Shred the Chicken: Use two forks to pull the leftover BBQ chicken into bite-sized pieces. This helps it reheat evenly and soak up extra sauce.
Quick Reheat: Warm the chicken in a skillet over medium heat with a splash of water or chicken broth and a spoonful of BBQ sauce. Stir for 2–3 minutes just until hot.
Don’t overcook.
Taco Night: Warm tortillas. Fill with chicken, a squeeze of lime, chopped onions, avocado, and a drizzle of hot sauce. Add corn and a little cheese if you like.
Loaded BBQ Chicken Salad: Toss greens with olive oil, lime, salt, and pepper.
Top with chicken, cherry tomatoes, corn, black beans, red onion, and a sprinkle of cheese. Finish with a light drizzle of BBQ sauce mixed with yogurt or ranch.

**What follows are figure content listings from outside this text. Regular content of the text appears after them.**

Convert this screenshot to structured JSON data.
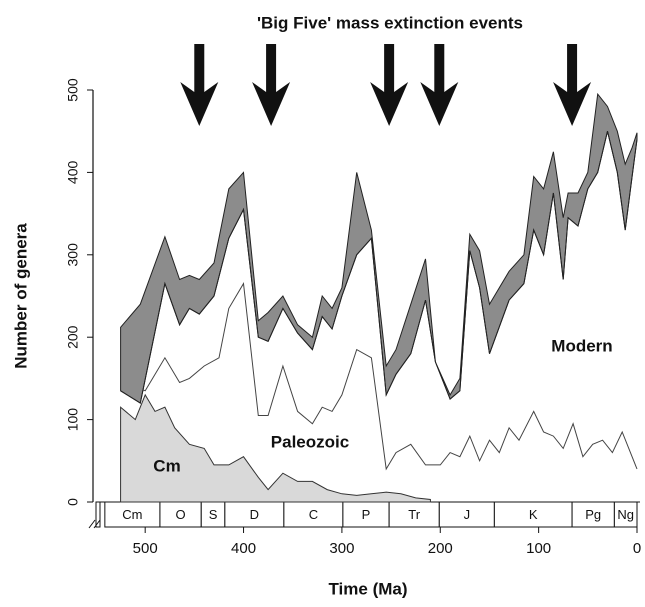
{
  "chart_data": {
    "type": "line",
    "title": "'Big Five' mass extinction events",
    "x_label": "Time (Ma)",
    "y_label": "Number of genera",
    "xlim": [
      550,
      0
    ],
    "ylim": [
      0,
      500
    ],
    "xticks": [
      500,
      400,
      300,
      200,
      100,
      0
    ],
    "yticks": [
      0,
      100,
      200,
      300,
      400,
      500
    ],
    "extinction_events": [
      445,
      372,
      252,
      201,
      66
    ],
    "periods": [
      {
        "name": "Cm",
        "start": 541,
        "end": 485
      },
      {
        "name": "O",
        "start": 485,
        "end": 443
      },
      {
        "name": "S",
        "start": 443,
        "end": 419
      },
      {
        "name": "D",
        "start": 419,
        "end": 359
      },
      {
        "name": "C",
        "start": 359,
        "end": 299
      },
      {
        "name": "P",
        "start": 299,
        "end": 252
      },
      {
        "name": "Tr",
        "start": 252,
        "end": 201
      },
      {
        "name": "J",
        "start": 201,
        "end": 145
      },
      {
        "name": "K",
        "start": 145,
        "end": 66
      },
      {
        "name": "Pg",
        "start": 66,
        "end": 23
      },
      {
        "name": "Ng",
        "start": 23,
        "end": 0
      }
    ],
    "series": [
      {
        "name": "Cm",
        "color": "#d9d9d9",
        "x": [
          525,
          510,
          500,
          490,
          480,
          470,
          455,
          440,
          430,
          415,
          400,
          385,
          375,
          360,
          345,
          330,
          315,
          300,
          285,
          270,
          255,
          240,
          225,
          210
        ],
        "values": [
          115,
          100,
          130,
          110,
          115,
          90,
          70,
          65,
          45,
          45,
          55,
          30,
          15,
          35,
          25,
          25,
          15,
          10,
          8,
          10,
          12,
          10,
          5,
          3
        ]
      },
      {
        "name": "Paleozoic",
        "color": "#444444",
        "x": [
          525,
          510,
          500,
          480,
          465,
          455,
          440,
          425,
          415,
          400,
          385,
          375,
          360,
          345,
          330,
          320,
          310,
          300,
          285,
          270,
          255,
          245,
          230,
          215,
          200,
          190,
          180,
          170,
          160,
          150,
          140,
          130,
          120,
          105,
          95,
          85,
          75,
          65,
          55,
          45,
          35,
          25,
          15,
          0
        ],
        "values": [
          135,
          140,
          135,
          175,
          145,
          150,
          165,
          175,
          235,
          265,
          105,
          105,
          165,
          110,
          95,
          115,
          110,
          130,
          185,
          175,
          40,
          60,
          70,
          45,
          45,
          60,
          55,
          80,
          50,
          75,
          60,
          90,
          75,
          110,
          85,
          80,
          65,
          95,
          55,
          70,
          75,
          60,
          85,
          40
        ]
      },
      {
        "name": "Modern",
        "color": "#8c8c8c",
        "x": [
          525,
          505,
          480,
          465,
          455,
          445,
          430,
          415,
          400,
          385,
          375,
          360,
          345,
          330,
          320,
          310,
          300,
          285,
          270,
          255,
          245,
          230,
          215,
          205,
          190,
          180,
          170,
          160,
          150,
          130,
          115,
          105,
          95,
          85,
          75,
          70,
          60,
          50,
          40,
          30,
          20,
          12,
          5,
          0
        ],
        "values": [
          212,
          240,
          322,
          270,
          275,
          270,
          290,
          380,
          400,
          220,
          230,
          250,
          215,
          200,
          250,
          235,
          260,
          400,
          330,
          165,
          185,
          240,
          295,
          170,
          130,
          150,
          325,
          305,
          240,
          280,
          300,
          395,
          380,
          425,
          345,
          375,
          375,
          400,
          495,
          480,
          450,
          410,
          430,
          448
        ],
        "lower": [
          135,
          120,
          265,
          215,
          235,
          228,
          250,
          320,
          355,
          200,
          195,
          235,
          205,
          185,
          225,
          210,
          250,
          300,
          320,
          130,
          155,
          180,
          245,
          170,
          125,
          135,
          305,
          260,
          180,
          245,
          265,
          330,
          300,
          375,
          270,
          345,
          335,
          380,
          400,
          450,
          400,
          330,
          395,
          440
        ]
      }
    ]
  }
}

Quesadillas: Place a tortilla in a lightly oiled pan. Add cheese, chicken, and a few pickled jalapeños.
Top with another tortilla. Cook until golden on both sides and the cheese melts. Slice and serve with lime.
BBQ Chicken Sandwich: Toast buns.
Pile on chicken, extra BBQ sauce, crunchy slaw, and pickles. Press gently so it holds together. Great with chips or a simple salad.
Rice or Grain Bowls: Add warm rice or quinoa to a bowl.
Top with chicken, corn, beans, avocado, and a squeeze of lime. Finish with a little BBQ sauce and a sprinkle of green onions.
Sheet-Pan Nachos: Spread chips on a sheet pan. Top with chicken, cheese, corn, and black beans.
Bake at 375°F (190°C) until the cheese melts. Add fresh tomatoes, onions, and a dollop of yogurt or sour cream.
Breakfast Hash: Sauté diced potatoes with olive oil, salt, pepper, and garlic powder until crisp. Stir in chicken and a spoon of BBQ sauce.
Top with a fried egg and green onions.
Wrap It Up: In a large tortilla, add chicken, slaw, avocado, and a light smear of BBQ sauce. Roll tightly and slice in half for an easy lunch.